[seqfan] Re: A class of partitions.

[William Keith]

On Sun, Apr 28, 2013 at 5:08 PM, L. Edson Jeffery <lejeffery2 at gmail.com>wrote:

>
> But the number of
> partitions of N for which no part is greater than k is equal to the number
> of partitions of N with precisely k parts, N = 1, 2, ..., 1 <= k <= N.
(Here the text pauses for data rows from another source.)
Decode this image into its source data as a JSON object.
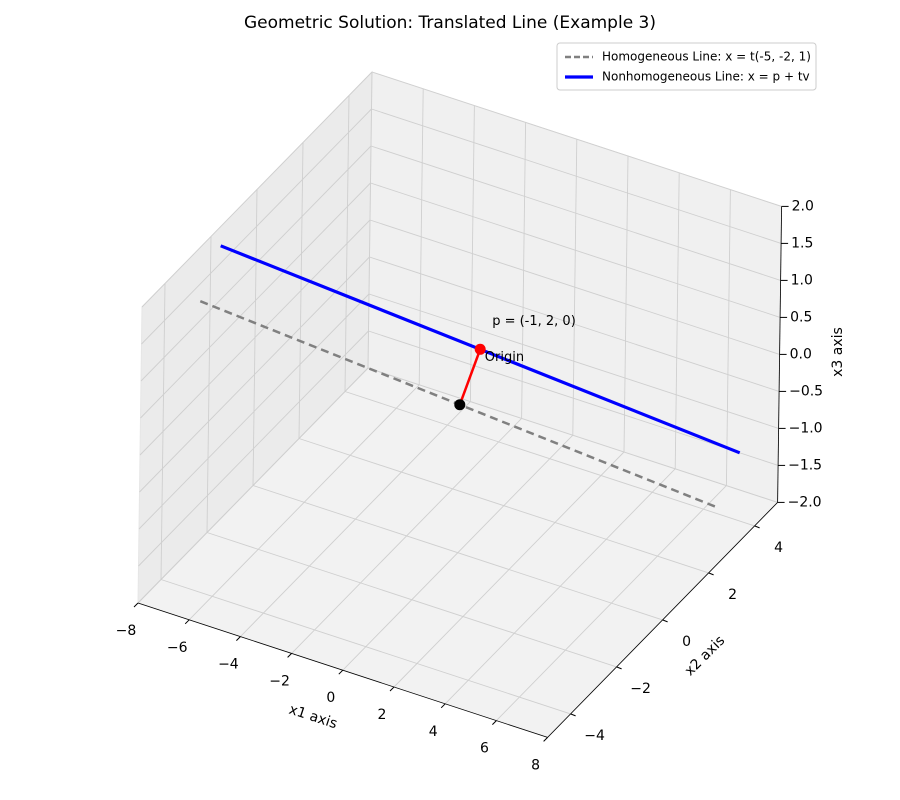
{
  "chart_data": {
    "type": "line3d",
    "title": "Geometric Solution: Translated Line (Example 3)",
    "xlabel": "x1 axis",
    "ylabel": "x2 axis",
    "zlabel": "x3 axis",
    "xlim": [
      -8,
      8
    ],
    "ylim": [
      -5,
      5
    ],
    "zlim": [
      -2,
      2
    ],
    "xticks": [
      {
        "value": -8,
        "label": "−8"
      },
      {
        "value": -6,
        "label": "−6"
      },
      {
        "value": -4,
        "label": "−4"
      },
      {
        "value": -2,
        "label": "−2"
      },
      0,
      2,
      4,
      6,
      8
    ],
    "yticks": [
      {
        "value": -4,
        "label": "−4"
      },
      {
        "value": -2,
        "label": "−2"
      },
      0,
      2,
      4
    ],
    "zticks": [
      {
        "value": -2,
        "label": "−2.0"
      },
      {
        "value": -1.5,
        "label": "−1.5"
      },
      {
        "value": -1,
        "label": "−1.0"
      },
      {
        "value": -0.5,
        "label": "−0.5"
      },
      {
        "value": 0,
        "label": "0.0"
      },
      0.5,
      {
        "value": 1,
        "label": "1.0"
      },
      1.5,
      {
        "value": 2,
        "label": "2.0"
      }
    ],
    "grid": true,
    "legend": "upper right",
    "series": [
      {
        "name": "Homogeneous Line: x = t(-5, -2, 1)",
        "color": "#808080",
        "linestyle": "dashed",
        "x": [
          -7.5,
          7.5
        ],
        "y": [
          -3,
          3
        ],
        "z": [
          1.5,
          -1.5
        ]
      },
      {
        "name": "Nonhomogeneous Line: x = p + tv",
        "color": "#0000ff",
        "linestyle": "solid",
        "x": [
          -8.5,
          6.5
        ],
        "y": [
          -1,
          5
        ],
        "z": [
          1.5,
          -1.5
        ]
      }
    ],
    "vector": {
      "color": "#ff0000",
      "x": [
        0,
        -1
      ],
      "y": [
        0,
        2
      ],
      "z": [
        0,
        0
      ]
    },
    "points": [
      {
        "label": "Origin",
        "color": "#000000",
        "x": 0,
        "y": 0,
        "z": 0
      },
      {
        "label": "p = (-1, 2, 0)",
        "color": "#ff0000",
        "x": -1,
        "y": 2,
        "z": 0
      }
    ]
  }
}
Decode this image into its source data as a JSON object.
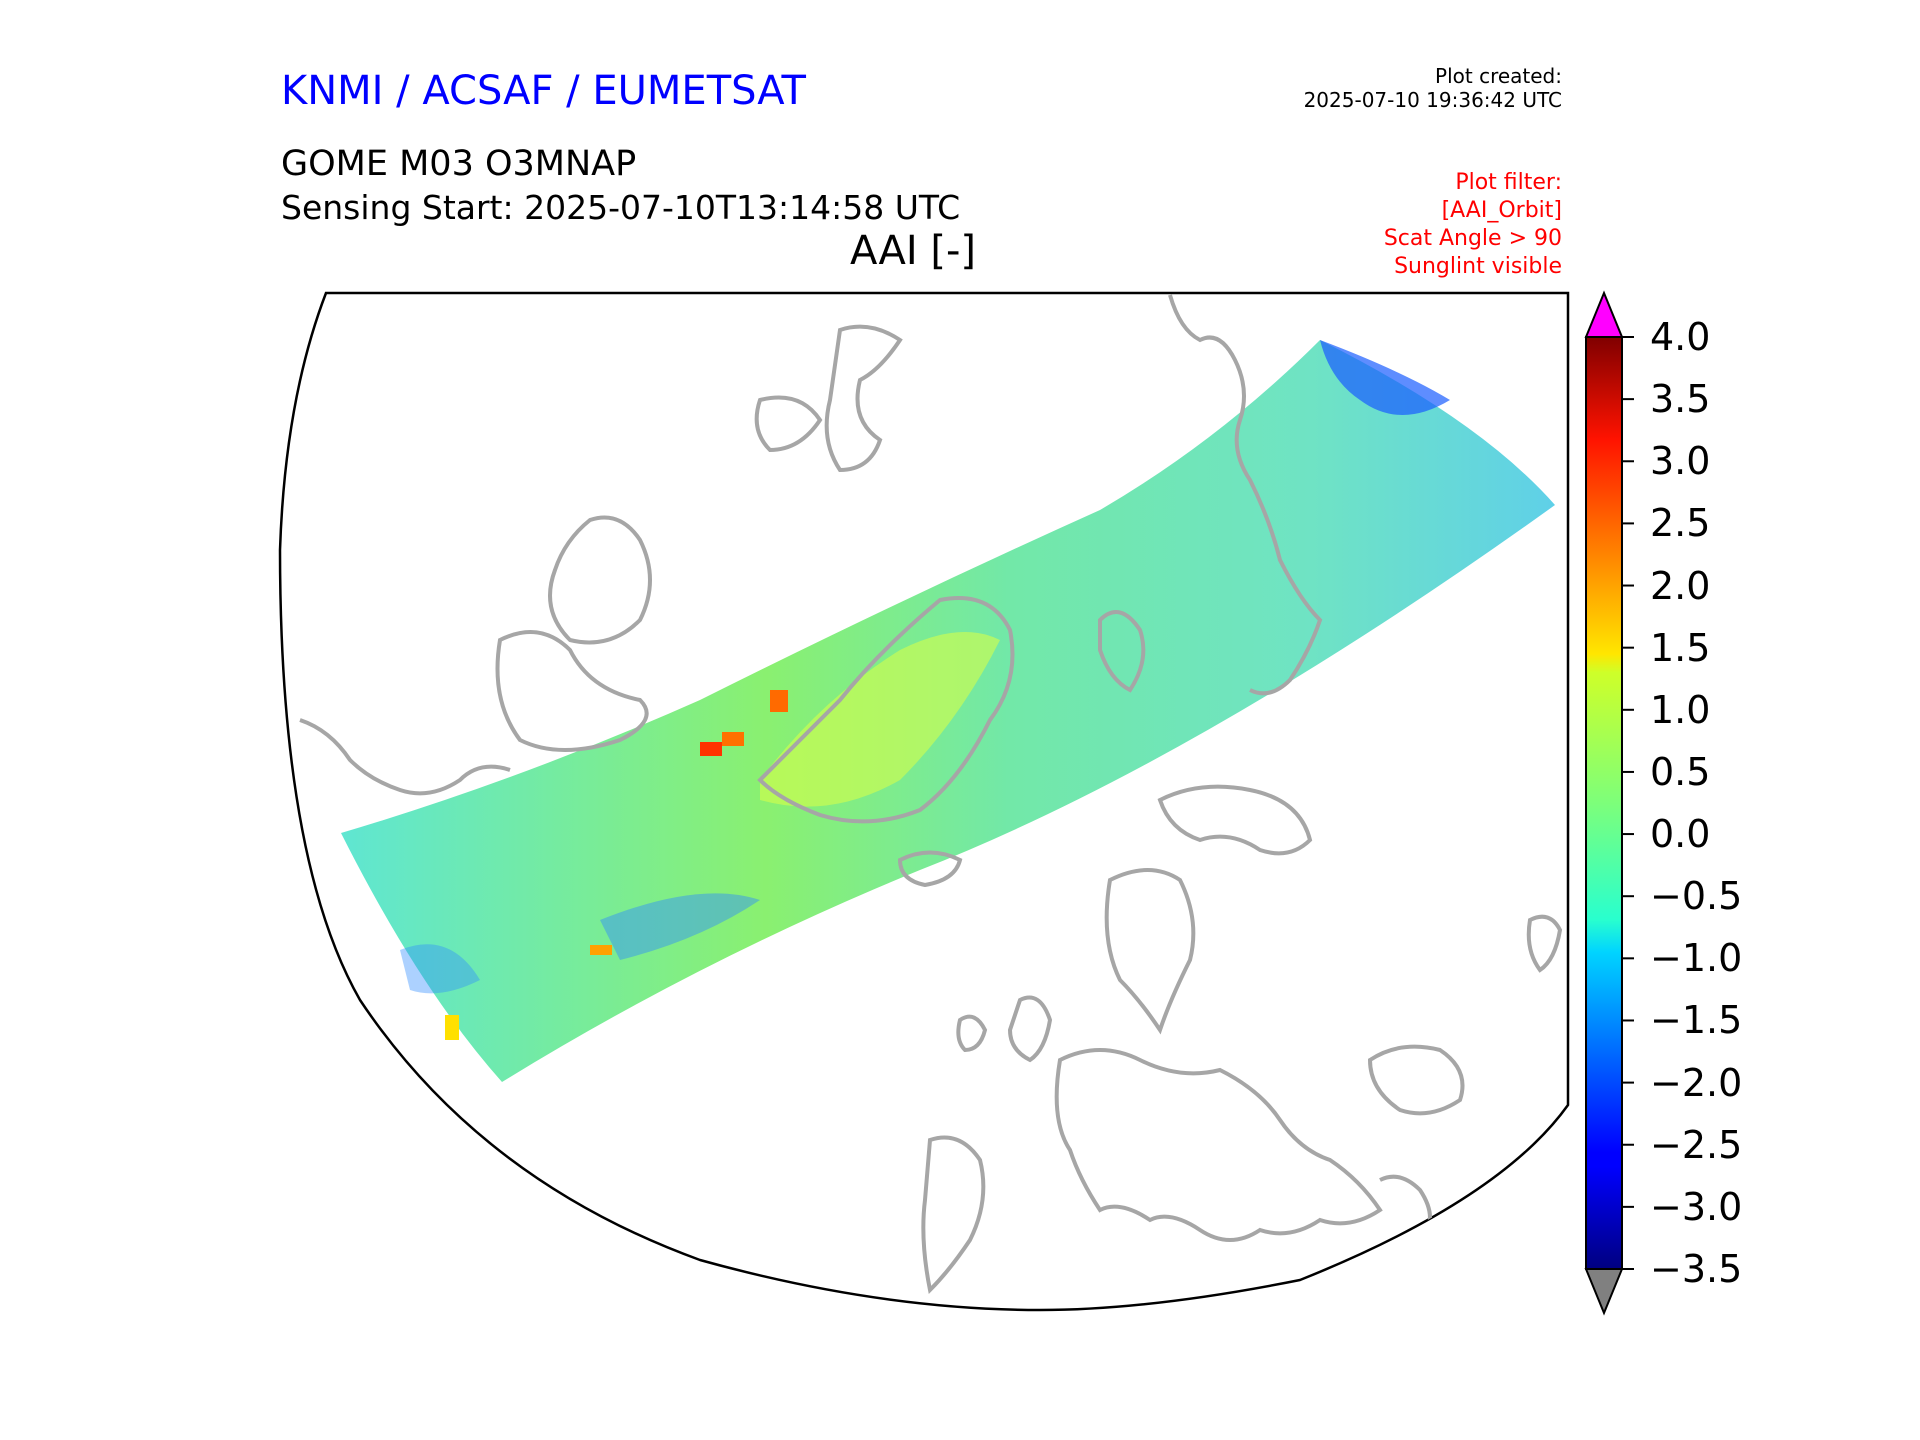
{
  "header": {
    "credit": "KNMI / ACSAF / EUMETSAT",
    "created_label": "Plot created:",
    "created_time": "2025-07-10 19:36:42 UTC",
    "product": "GOME M03 O3MNAP",
    "sensing_start": "Sensing Start: 2025-07-10T13:14:58 UTC",
    "parameter": "AAI [-]"
  },
  "filters": [
    "Plot filter:",
    "[AAI_Orbit]",
    "Scat Angle > 90",
    "Sunglint visible"
  ],
  "colorbar": {
    "ticks": [
      "4.0",
      "3.5",
      "3.0",
      "2.5",
      "2.0",
      "1.5",
      "1.0",
      "0.5",
      "0.0",
      "−0.5",
      "−1.0",
      "−1.5",
      "−2.0",
      "−2.5",
      "−3.0",
      "−3.5"
    ],
    "min": -3.5,
    "max": 4.0,
    "over_color": "#ff00ff",
    "under_color": "#808080",
    "colormap": "jet"
  },
  "map": {
    "coastline_color": "#a6a6a6",
    "frame_color": "#000000"
  }
}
The sum over these k gives partitions of N with no part greater than N, yes.


> Then
> apparently the number of partitions of 2*n+1 for which no part is greater
> than n should be given by
>
> a(n) = sum_{k=1,...,n} A008284(2*n+1,k)
>      = coefficient of x^(2*n+1) in series expansion of
> 1/((1-x)*(1-x^2)*...*(1-x^n)),
>
> unless I made a mistake.
>

Both of those expressions are correct.

>
> It appears further that the series expansion of
> x^(N-1)/((1-x)*(1-x^2)*...*(1-x^k))
> generates column k of A008284.
>


> If true, then that generating function is
> not included in the formula section of A008284.
>

This is essentially Wolfdieter Lang's comment from 2000.  The power of x in
the numerator only changes the offset slightly.

Cordially,
William Keith